Hi community, I want to back up my trash folder before emptying it, but just realized that the password export function does not include the Trash folder items.The UI should warn users that the Trash folder contents are not exported. I was this close to just emptying it … phew.
For context, I have several thousand (yes, several thousand) logins in my Bitwarden trash folder. Given that the iOS app sometimes suggests items from the Trash folder, I want to empty the Trash. However, I can’t say for sure that there are zero “good” items in the Trash.

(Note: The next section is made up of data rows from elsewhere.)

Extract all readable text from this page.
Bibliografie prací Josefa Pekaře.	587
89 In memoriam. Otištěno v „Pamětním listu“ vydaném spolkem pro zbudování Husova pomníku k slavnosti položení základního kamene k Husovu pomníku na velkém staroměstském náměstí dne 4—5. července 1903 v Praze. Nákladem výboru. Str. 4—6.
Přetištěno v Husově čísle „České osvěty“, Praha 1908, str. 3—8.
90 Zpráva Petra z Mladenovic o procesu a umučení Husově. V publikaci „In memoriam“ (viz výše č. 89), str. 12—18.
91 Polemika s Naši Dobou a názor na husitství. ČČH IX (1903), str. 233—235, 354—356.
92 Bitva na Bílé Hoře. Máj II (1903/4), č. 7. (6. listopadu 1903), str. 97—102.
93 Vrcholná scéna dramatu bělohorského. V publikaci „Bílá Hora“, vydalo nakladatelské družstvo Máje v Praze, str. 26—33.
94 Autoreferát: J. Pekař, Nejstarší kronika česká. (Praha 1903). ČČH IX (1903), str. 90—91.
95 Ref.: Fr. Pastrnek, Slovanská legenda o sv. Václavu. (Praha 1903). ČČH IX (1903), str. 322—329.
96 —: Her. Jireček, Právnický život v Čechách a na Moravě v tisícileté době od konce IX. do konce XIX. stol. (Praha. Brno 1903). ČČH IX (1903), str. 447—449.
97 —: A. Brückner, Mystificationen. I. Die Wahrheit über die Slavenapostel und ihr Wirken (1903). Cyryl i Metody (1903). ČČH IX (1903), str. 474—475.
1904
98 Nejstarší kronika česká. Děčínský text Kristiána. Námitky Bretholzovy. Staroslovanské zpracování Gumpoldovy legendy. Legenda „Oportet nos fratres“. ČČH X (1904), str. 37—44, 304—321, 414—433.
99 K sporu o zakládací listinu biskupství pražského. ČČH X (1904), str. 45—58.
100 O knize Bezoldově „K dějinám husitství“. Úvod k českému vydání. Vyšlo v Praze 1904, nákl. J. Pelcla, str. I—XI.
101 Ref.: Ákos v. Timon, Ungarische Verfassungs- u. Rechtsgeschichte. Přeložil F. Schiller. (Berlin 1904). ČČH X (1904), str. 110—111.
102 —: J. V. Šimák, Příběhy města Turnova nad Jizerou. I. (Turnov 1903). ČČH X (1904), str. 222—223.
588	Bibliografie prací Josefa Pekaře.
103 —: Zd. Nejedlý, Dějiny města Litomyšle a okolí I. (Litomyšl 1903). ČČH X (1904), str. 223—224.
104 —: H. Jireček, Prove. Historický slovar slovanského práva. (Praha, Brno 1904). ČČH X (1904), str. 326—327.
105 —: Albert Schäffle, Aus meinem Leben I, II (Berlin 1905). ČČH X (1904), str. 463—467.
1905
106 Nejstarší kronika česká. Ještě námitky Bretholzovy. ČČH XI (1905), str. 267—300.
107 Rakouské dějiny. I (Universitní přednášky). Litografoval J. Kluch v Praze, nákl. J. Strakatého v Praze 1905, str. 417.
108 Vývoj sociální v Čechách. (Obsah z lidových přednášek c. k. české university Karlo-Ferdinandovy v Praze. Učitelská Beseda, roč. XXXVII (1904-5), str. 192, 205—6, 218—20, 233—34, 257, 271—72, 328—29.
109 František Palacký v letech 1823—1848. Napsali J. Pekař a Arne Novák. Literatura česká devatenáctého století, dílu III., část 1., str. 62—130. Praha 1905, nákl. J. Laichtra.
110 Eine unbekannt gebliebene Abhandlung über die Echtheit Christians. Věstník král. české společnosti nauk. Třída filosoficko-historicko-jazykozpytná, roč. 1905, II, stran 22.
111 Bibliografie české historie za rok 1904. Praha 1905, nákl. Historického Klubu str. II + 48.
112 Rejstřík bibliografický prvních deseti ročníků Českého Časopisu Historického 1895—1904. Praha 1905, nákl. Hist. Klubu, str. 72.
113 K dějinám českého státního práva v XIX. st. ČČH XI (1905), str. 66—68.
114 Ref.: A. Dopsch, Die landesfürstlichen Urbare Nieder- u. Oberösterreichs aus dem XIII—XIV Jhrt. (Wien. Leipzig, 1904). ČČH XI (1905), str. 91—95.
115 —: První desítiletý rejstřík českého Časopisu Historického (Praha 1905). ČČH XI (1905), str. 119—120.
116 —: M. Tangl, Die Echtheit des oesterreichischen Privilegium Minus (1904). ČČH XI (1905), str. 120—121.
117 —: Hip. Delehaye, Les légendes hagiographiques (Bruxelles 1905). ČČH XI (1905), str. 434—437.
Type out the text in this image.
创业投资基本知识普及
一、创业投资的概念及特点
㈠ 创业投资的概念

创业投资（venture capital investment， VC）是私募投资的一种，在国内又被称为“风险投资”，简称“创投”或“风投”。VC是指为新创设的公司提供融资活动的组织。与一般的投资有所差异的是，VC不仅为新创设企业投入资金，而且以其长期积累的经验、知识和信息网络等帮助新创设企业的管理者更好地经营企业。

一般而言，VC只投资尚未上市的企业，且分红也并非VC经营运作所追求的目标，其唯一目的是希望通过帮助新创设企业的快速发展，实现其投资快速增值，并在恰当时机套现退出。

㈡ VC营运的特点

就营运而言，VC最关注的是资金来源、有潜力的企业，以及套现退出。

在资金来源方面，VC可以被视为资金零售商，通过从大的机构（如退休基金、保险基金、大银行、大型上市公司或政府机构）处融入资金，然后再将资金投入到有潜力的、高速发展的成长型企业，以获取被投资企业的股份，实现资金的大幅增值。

Thus, the desire to export. (Besides, I’m also afraid of Bitwarden auto-clearing my Trash.)
Would the following approach be risk-free?
Export passwords with items still in Trash (Backup A, excludes Trash)
Restore all passwords from Trash
Export passwords again (Backup B, includes Trash)
Delete all passwords from vault
Import Backup A
Delete Backup A
Keep Backup B (which includes the Trash)
Would this restore everything to the previous state, including folder structures, etc.?
Given how sensitive the information is, I don’t want to risk anything without getting some additional eyes on it first, ideally from the devs. Thank you!
I think the best approach would be to only use Trash for credentials that you definitely don’t need any more. If you have a login that you think you don’t need, but there’s a small chance you might in future, don’t trash it. Add it to a folder to keep it separate instead.
Think of it like a physical rubbish bin - you wouldn’t go through it item by item before taking it outside. You presume that everything in it is trash and not needed any more. It’s the same with Bitwarden’s Trash folder.
In your position, I would go through the Trash folder item by item and keep anything you think is “good”, remove the rest.
Impossible. Most of the trashed entries are the result of an “involved” merge process from various sources. Records will look similar but not be exactly the same. Would have to compare every single field.
Then move them all out of the Trash folder and back into a regular folder. I wouldn’t leave anything that might be required in Trash.
When I started using Bitwarden, I imported many, many years’ worth of credentials from Chrome. I painstakingly went through every entry and tidied it up - correct name, match detection, removed old entries, etc. It took a while, but it was worth it in the end.
The approach you’ve suggested sounds like it would achieve what you’re after. It’s just kicking the problem further down the road though. If it turns out you need to recover one of the passwords you trashed later, you’ll have to go through similar steps. However, presumably your vault will have changed in the meantime, so you’ll have to be careful.
If it’s an unencrypted backup then I suppose you could manually retrieve credentials from it later. As I said though, I would definitely spend time fixing the problem at source. That way you won’t have any issues in the future.